“The Mandalorian” was finally released on November 12, 2019, on Disney+ and became a hit among Star Wars fans all over the world. Set a few years after “Return of the Jedi,” the series follows the tale of the fan-favorite bounty hunter Boba Fett.

Star Wars fans are a bit pampered these days. Not only do they get to have a brand new series to look forward to, but they might also even get to watch it for free if they know how to.

When Disney+ was launched, it was initially available in Canada, Netherlands, and the United States, as reported by CNet. A week later, the video streaming service became available to Australia and New Zealand as well.

This means that residents in these countries can now subscribe to Disney+ and get a glimpse of the Baby Yoda character in “The Mandalorian” that recently went viral. The service costs $7 a month in the U.S. and its offered for only $70 for those who want a year-long subscription saving them $14.

The Mandalorian George Lucas may not be happy about "The Mandalorian." Star Wars/Facebook

But there’s actually a way to watch “The Mandalorian” without spending a dime, according to Tech Radar. Disney Plus is offering a 7-day free trial for those who want to check out the service before making a commitment, which means fans can check out the Star Wars spinoff along with a ton of cool content during the trial period.

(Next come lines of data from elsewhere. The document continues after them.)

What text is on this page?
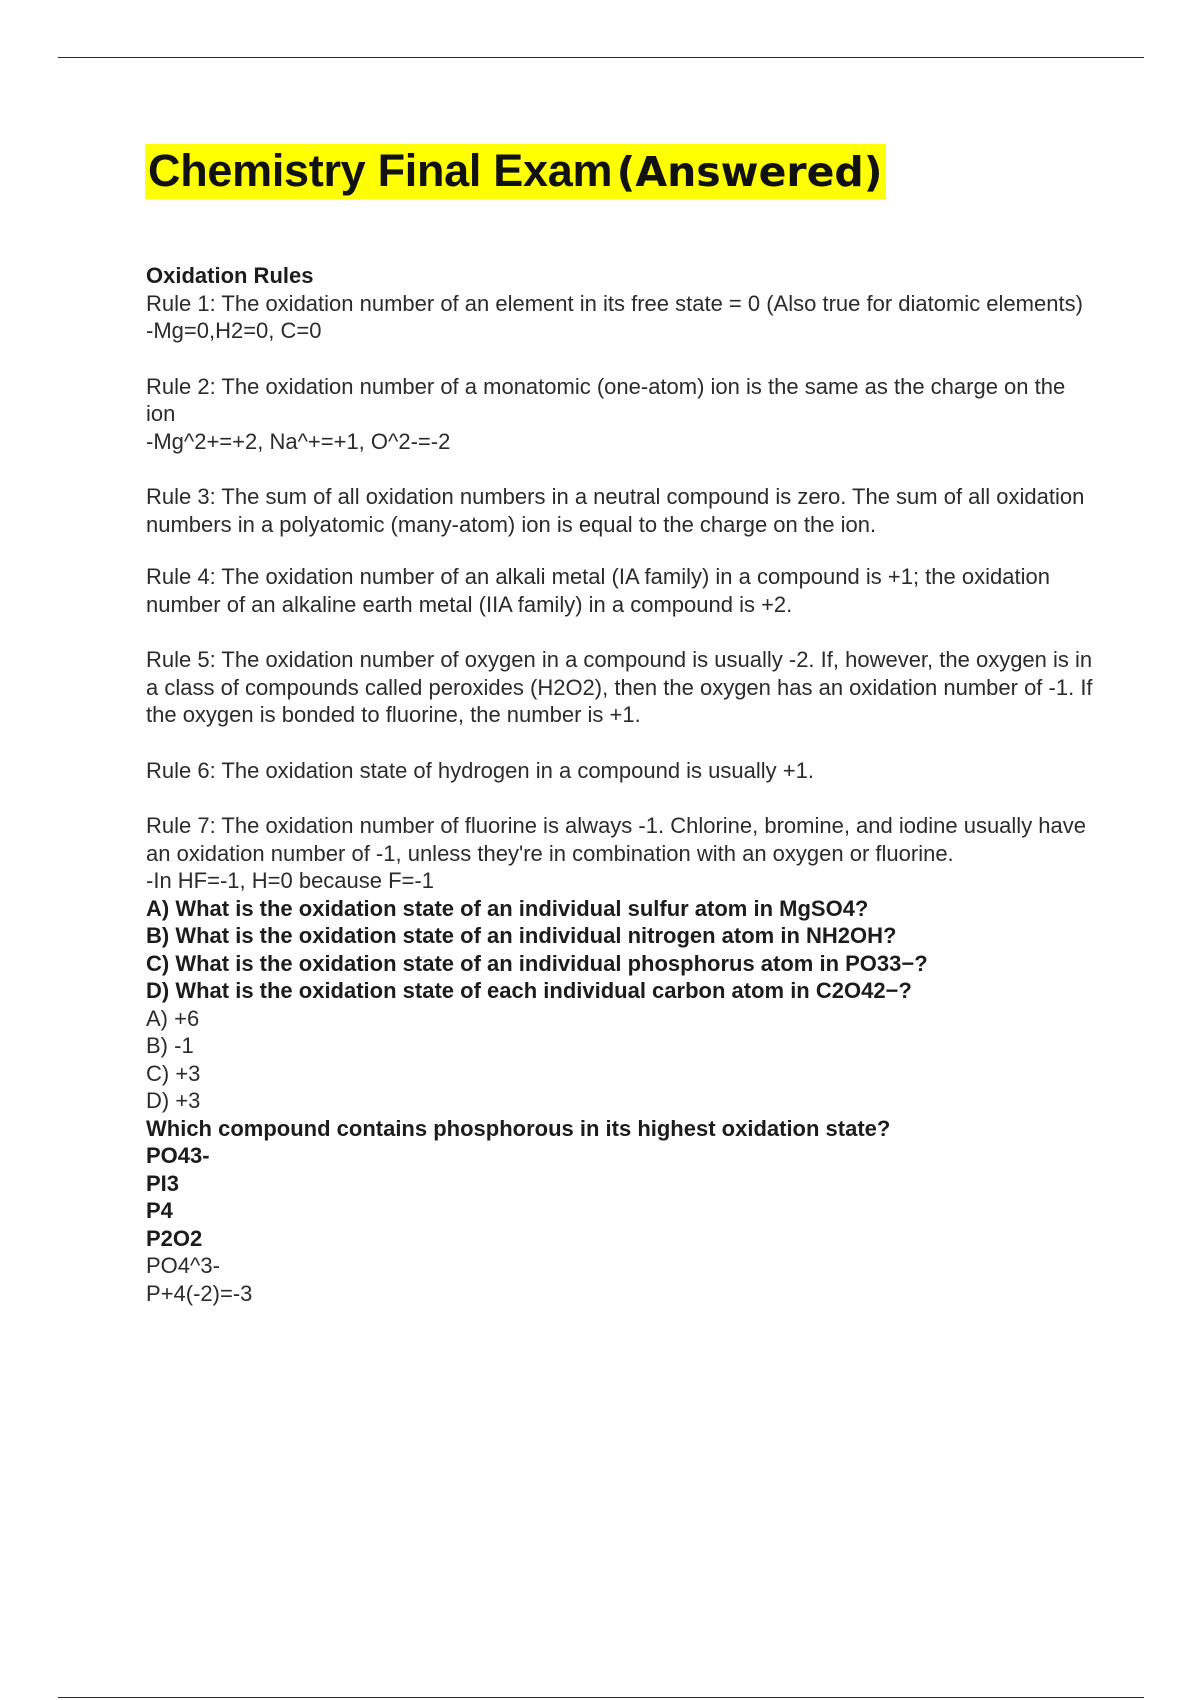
Chemistry Final Exam (Answered)

Oxidation Rules

Rule 1: The oxidation number of an element in its free state = 0 (Also true for diatomic elements)

-Mg=0,H2=0, C=0

Rule 2: The oxidation number of a monatomic (one-atom) ion is the same as the charge on the ion

-Mg^2+=+2, Na^+=+1, O^2-=-2

Rule 3: The sum of all oxidation numbers in a neutral compound is zero. The sum of all oxidation numbers in a polyatomic (many-atom) ion is equal to the charge on the ion.

Rule 4: The oxidation number of an alkali metal (IA family) in a compound is +1; the oxidation number of an alkaline earth metal (IIA family) in a compound is +2.

Rule 5: The oxidation number of oxygen in a compound is usually -2. If, however, the oxygen is in a class of compounds called peroxides (H2O2), then the oxygen has an oxidation number of -1. If the oxygen is bonded to fluorine, the number is +1.

Rule 6: The oxidation state of hydrogen in a compound is usually +1.

Rule 7: The oxidation number of fluorine is always -1. Chlorine, bromine, and iodine usually have an oxidation number of -1, unless they're in combination with an oxygen or fluorine.

-In HF=-1, H=0 because F=-1

A) What is the oxidation state of an individual sulfur atom in MgSO4?

B) What is the oxidation state of an individual nitrogen atom in NH2OH?

C) What is the oxidation state of an individual phosphorus atom in PO33−?

D) What is the oxidation state of each individual carbon atom in C2O42−?

A) +6

B) -1

C) +3

D) +3

Which compound contains phosphorous in its highest oxidation state?

PO43-

PI3

P4

P2O2

PO4^3-

P+4(-2)=-3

Unfortunately for international fans outside of its current service area, there won’t be a way to watch “The Mandalorian” on Disney+ at the moment. European audiences will need to wait for around for months as the service will be available in Western Europe and the U.K by March 31 next year.

Disney+ availability in Latin America and Eastern Europe will likely happen by October of 2020. There are also talks that it will be available for Southeast Asia and India by the second half next year.

Meanwhile, the recently released “The Mandalorian” Episode 4 finally answered why Boba Fett is always seen with his helmet on. Apparently, the reason might be cultural as it might be “disgusting for a Mandalorian to remove their helmet at any time in front of another person,” according to Esquire.

The publication theorized that something devastating must have happened to their clan in the past. This event, whatever it might be, forced the survivors to hide their faces from everyone since then.